BRASÍLIA - Há um bom projeto em circulação no Palácio do Planalto, na Esplanada dos Ministérios e no Congresso. A idéia é tão boa que não tem a menor chance de êxito.
Fernando Henrique, o ministro Nelson Jobim (Justiça) e alguns parlamentares embalam um sonho. Gostariam de ver, sentados à volta de uma mesma mesa, representantes do governo e da oposição.
Jobim é pragmático. Descarta, de saída, a hipótese de chegar-se a um pacto. A palavra, aliás, carrega enorme carga de desgaste.
O ministro acha que o diálogo pode resultar em uma de três possibilidades. "Pode não haver entendimento nenhum", eis a primeira hipótese.
"Pode haver um entendimento em torno de temas pontuais", prossegue Jobim. "É possível, por último, que cheguemos a um entendimento sobre assuntos mais abrangentes."
A despeito do realismo, o ministro da Justiça se esquece de considerar uma quarta hipótese: a de que não haja nem mesmo a conversa.
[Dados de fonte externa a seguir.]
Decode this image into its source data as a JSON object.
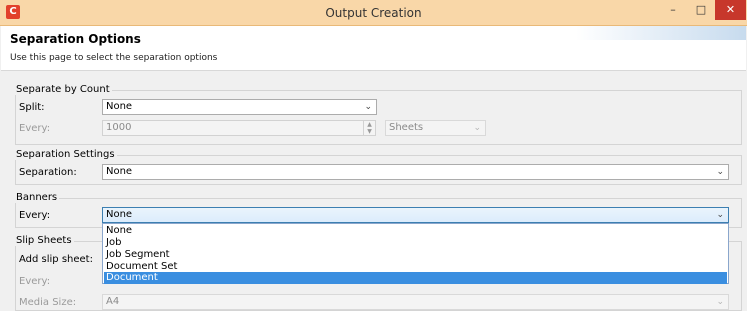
{
  "window": {
    "title": "Output Creation",
    "app_icon": "C",
    "minimize": "–",
    "maximize": "□",
    "close": "✕"
  },
  "header": {
    "title": "Separation Options",
    "subtitle": "Use this page to select the separation options"
  },
  "separate_by_count": {
    "title": "Separate by Count",
    "split_label": "Split:",
    "split_value": "None",
    "every_label": "Every:",
    "every_value": "1000",
    "unit_value": "Sheets"
  },
  "separation_settings": {
    "title": "Separation Settings",
    "separation_label": "Separation:",
    "separation_value": "None"
  },
  "banners": {
    "title": "Banners",
    "every_label": "Every:",
    "every_value": "None",
    "options": [
      "None",
      "Job",
      "Job Segment",
      "Document Set",
      "Document"
    ],
    "highlighted_option": "Document"
  },
  "slip_sheets": {
    "title": "Slip Sheets",
    "add_label": "Add slip sheet:",
    "every_label": "Every:",
    "media_label": "Media Size:",
    "media_value": "A4"
  },
  "icons": {
    "chevron": "⌄",
    "spin_up": "▲",
    "spin_down": "▼"
  }
}
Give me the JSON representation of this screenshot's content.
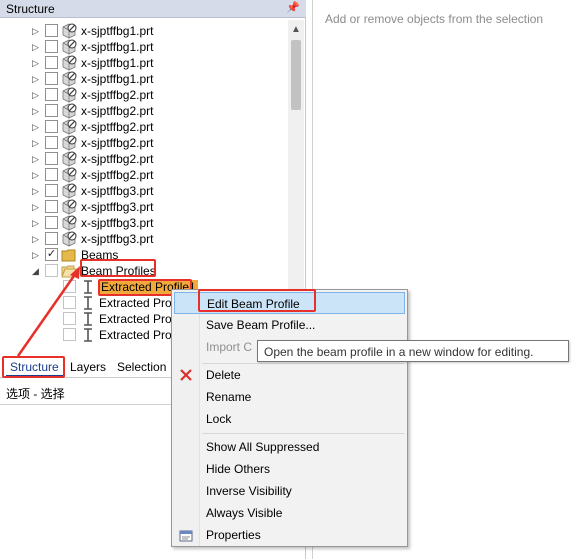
{
  "panel": {
    "title": "Structure",
    "pin": "ᵖ"
  },
  "tree": {
    "parts": [
      "x-sjptffbg1.prt",
      "x-sjptffbg1.prt",
      "x-sjptffbg1.prt",
      "x-sjptffbg1.prt",
      "x-sjptffbg2.prt",
      "x-sjptffbg2.prt",
      "x-sjptffbg2.prt",
      "x-sjptffbg2.prt",
      "x-sjptffbg2.prt",
      "x-sjptffbg2.prt",
      "x-sjptffbg3.prt",
      "x-sjptffbg3.prt",
      "x-sjptffbg3.prt",
      "x-sjptffbg3.prt"
    ],
    "beams_label": "Beams",
    "beam_profiles_label": "Beam Profiles",
    "profiles": [
      "Extracted Profile1",
      "Extracted Prof",
      "Extracted Prof",
      "Extracted Prof"
    ]
  },
  "tabs": {
    "structure": "Structure",
    "layers": "Layers",
    "selection": "Selection"
  },
  "status": "选项 - 选择",
  "right_hint": "Add or remove objects from the selection",
  "menu": {
    "edit": "Edit Beam Profile",
    "save": "Save Beam Profile...",
    "import": "Import C",
    "delete": "Delete",
    "rename": "Rename",
    "lock": "Lock",
    "show_suppressed": "Show All Suppressed",
    "hide_others": "Hide Others",
    "inverse": "Inverse Visibility",
    "always_visible": "Always Visible",
    "properties": "Properties"
  },
  "tooltip": "Open the beam profile in a new window for editing.",
  "colors": {
    "highlight": "#cce4f7",
    "annotation_red": "#e8302a",
    "folder": "#e6b84a"
  }
}
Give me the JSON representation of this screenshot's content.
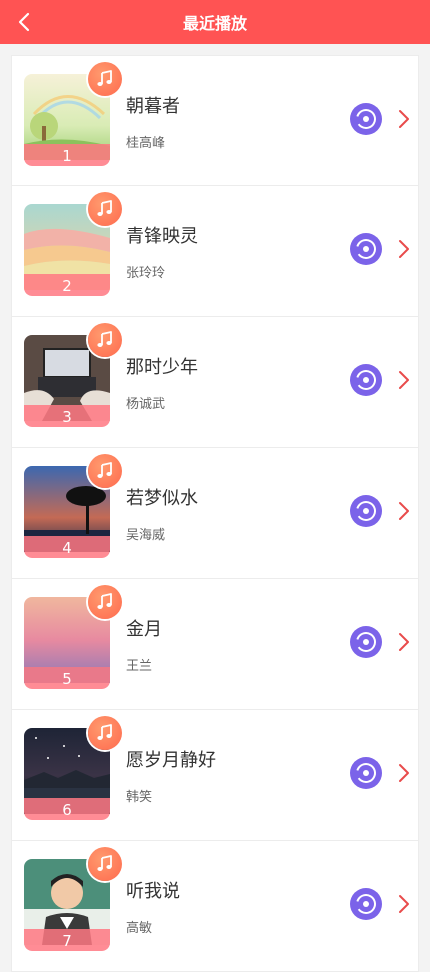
{
  "header": {
    "title": "最近播放"
  },
  "icons": {
    "back": "chevron-left-icon",
    "note": "music-note-icon",
    "disc": "disc-icon",
    "go": "chevron-right-icon"
  },
  "colors": {
    "header_bg": "#ff5353",
    "disc_bg": "#7b63e9",
    "chevron": "#e84b4b",
    "badge": "#ff7a55"
  },
  "songs": [
    {
      "rank": "1",
      "title": "朝暮者",
      "artist": "桂高峰",
      "art": "meadow"
    },
    {
      "rank": "2",
      "title": "青锋映灵",
      "artist": "张玲玲",
      "art": "pastel"
    },
    {
      "rank": "3",
      "title": "那时少年",
      "artist": "杨诚武",
      "art": "laptop"
    },
    {
      "rank": "4",
      "title": "若梦似水",
      "artist": "吴海威",
      "art": "tree"
    },
    {
      "rank": "5",
      "title": "金月",
      "artist": "王兰",
      "art": "pink-sea"
    },
    {
      "rank": "6",
      "title": "愿岁月静好",
      "artist": "韩笑",
      "art": "night"
    },
    {
      "rank": "7",
      "title": "听我说",
      "artist": "高敏",
      "art": "boy"
    }
  ]
}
Há um mês, Fernando Henrique elogiou, desde o Paraguai, uma idéia de Miro Teixeira (RJ), líder do PDT. O deputado propusera o diálogo entre governo e oposição. O PFL veio abaixo.
Seria ingênuo supor que o PFL é o único obstáculo ao diálogo. Também o PT e o PDT possuem os seus radicais.
Tome-se o exemplo de Leonel Brizola. Ele se refere a Fernando Henrique com uma palavra nada lisonjeira. Diz aos mais próximos que o presidente é um "pusilânime".
O vocábulo possui várias definições. A menos agressiva, à disposição nas páginas do Aurélio, é homem "medroso, covarde, poltrão". Em suma, alguém com quem não vale a pena estabelecer um entendimento.
A verdade é que falta-nos a grande tragédia, a catástrofe conciliadora. Nossa tradição política não prevê o diálogo, senão em meio ao naufrágio. Assim, o único cumprimento possível seria o abraço dos afogados. Como a água não está pelo nariz, convém arquivar essa idéia de entendimento.